En chiffres (au 31 mars 2015)

  • Chiffre d’affaires : 46 Mds $.
  • Effectifs : 60 000 salariés dans le monde.
  • Part du CA réalisé en Chine : 32 % (suivi par 28 % pour la région Europe–Moyen-Orient–Afrique ; 26 % pour les Amériques et 14 % pour l’Asie-Pacifique).
  • Part de marché sur le PC d’entreprise : 21 %, n° 1 mondial (18,5 % pour le PC grand public).
  • Part de marché mondiale sur les smartphones : 6 %, n° 3 mondial.

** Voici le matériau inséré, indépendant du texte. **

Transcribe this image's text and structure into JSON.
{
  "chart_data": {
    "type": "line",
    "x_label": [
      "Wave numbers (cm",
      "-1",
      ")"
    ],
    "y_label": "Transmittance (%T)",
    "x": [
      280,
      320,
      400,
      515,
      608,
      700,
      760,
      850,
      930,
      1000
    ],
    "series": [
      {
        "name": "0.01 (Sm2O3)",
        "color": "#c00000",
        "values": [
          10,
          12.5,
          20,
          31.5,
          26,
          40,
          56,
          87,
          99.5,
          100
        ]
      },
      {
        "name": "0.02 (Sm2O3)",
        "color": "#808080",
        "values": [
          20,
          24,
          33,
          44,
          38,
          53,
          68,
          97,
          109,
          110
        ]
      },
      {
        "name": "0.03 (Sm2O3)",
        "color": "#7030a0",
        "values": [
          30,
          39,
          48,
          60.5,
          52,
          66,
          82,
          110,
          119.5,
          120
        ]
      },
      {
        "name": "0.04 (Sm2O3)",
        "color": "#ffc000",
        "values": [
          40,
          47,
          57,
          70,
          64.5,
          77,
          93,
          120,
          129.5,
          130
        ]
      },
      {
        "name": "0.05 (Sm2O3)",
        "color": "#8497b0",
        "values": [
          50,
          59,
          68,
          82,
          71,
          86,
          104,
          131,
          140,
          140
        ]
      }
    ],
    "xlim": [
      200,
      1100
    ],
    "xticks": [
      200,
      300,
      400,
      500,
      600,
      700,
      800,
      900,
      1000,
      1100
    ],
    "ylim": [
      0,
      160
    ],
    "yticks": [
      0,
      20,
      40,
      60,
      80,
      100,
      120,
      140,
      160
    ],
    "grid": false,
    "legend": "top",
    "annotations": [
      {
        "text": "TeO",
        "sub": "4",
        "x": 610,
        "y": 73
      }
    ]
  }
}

  • Production de tablettes : 11,6 M, 5 % des parts de marché mondiales.

Machine de guerre
Le temps presse, effectivement. En Chine, 48 % de la population est déjà équipée d’un téléphone portable, selon GSM Association (GSMA), le principal lobby de l’industrie. Et 62 % des connexions mobiles dans le pays se font via un smartphone, un chiffre bien plus élevé qu’en Europe (55 %) et qu’au Japon (41 %). Résultat : « La croissance sur le marché du smartphone en Chine va bientôt ­atteindre un plateau, prédit Gu Zhang, analyste chez GSMA et auteur d’un récent rapport sur le sujet. La plupart des ventes sont à présent tirées par des utilisateurs qui remplacent leurs vieux modèles. » Même son de cloche au cabinet CLSA, à Hong Kong. « ­Lenovo, Xiaomi et Huawei comprennent tous la même chose : après 2016-2017, il n’y aura plus de croissance sur le smartphone en Chine. Lorsque cela se produira, tout se consolidera autour des cinq grandes marques qui auront accumulé assez de volume. L’idée, c’est qu’il faut absolument faire partie des survivants », explique Nicolas Baratte.
Avec Wuhan, Lenovo a certes gagné en taille, mais la transition reste difficile, avec des pertes de 370 millions de dollars enregistrées dans la division mobile lors du dernier exercice annuel. Mi-août, le groupe a annoncé le licenciement de 3 200 personnes, soit 5 % de ses effectifs totaux. « La téléphonie mobile, c’est une autre histoire. Un PC a une durée de vie de six à neuf ans. Un portable, on peut en changer tous les trois ou six mois. Cela veut dire que nous devons prendre des décisions très rapides. Il faut mettre tout le monde d’accord : le marketing, la R&D et les ventes », témoigne Jack Zhu. Le problème central, toutefois, est que Lenovo est entré dans la téléphonie mobile avec des terminaux bon marché, alors que la classe moyenne urbaine chinoise, elle, adopte maintenant des téléphones 4G de plus en plus sophistiqués. Selon CLSA, les téléphones Lenovo sont actuellement les moins chers du monde (77 dollars en moyenne l’unité contre 625 dollars chez Apple). « Leur positionnement d’entrée de gamme, qui était une bonne idée il y a deux ans, est entre-temps devenu une mauvaise idée, car la part de ce marché décroît en Chine », estime Nicolas Baratte.
Certes, les téléphones Motorola (vendus 200 dollars en moyenne l’unité) vont permettre à Lenovo de monter en gamme. Restent deux écueils : aujourd’hui, l’empire de Yang Yuanqing n’a ni l’ingénierie d’un Huawei, le leader chinois des équipements télécoms, ni le charme d’Apple. Mais ce roi de la distribution compense ses défauts par une discipline toute militaire. « C’est une machine de guerre. Une entreprise extrêmement efficace, très bien gérée. Quand il y a un plan, il est parfaitement exécuté. » Ce plan, justement, vise à doubler les revenus issus de la téléphonie mobile d’ici à 2017. Il faudra donc revenir à Wuhan dans quelques années.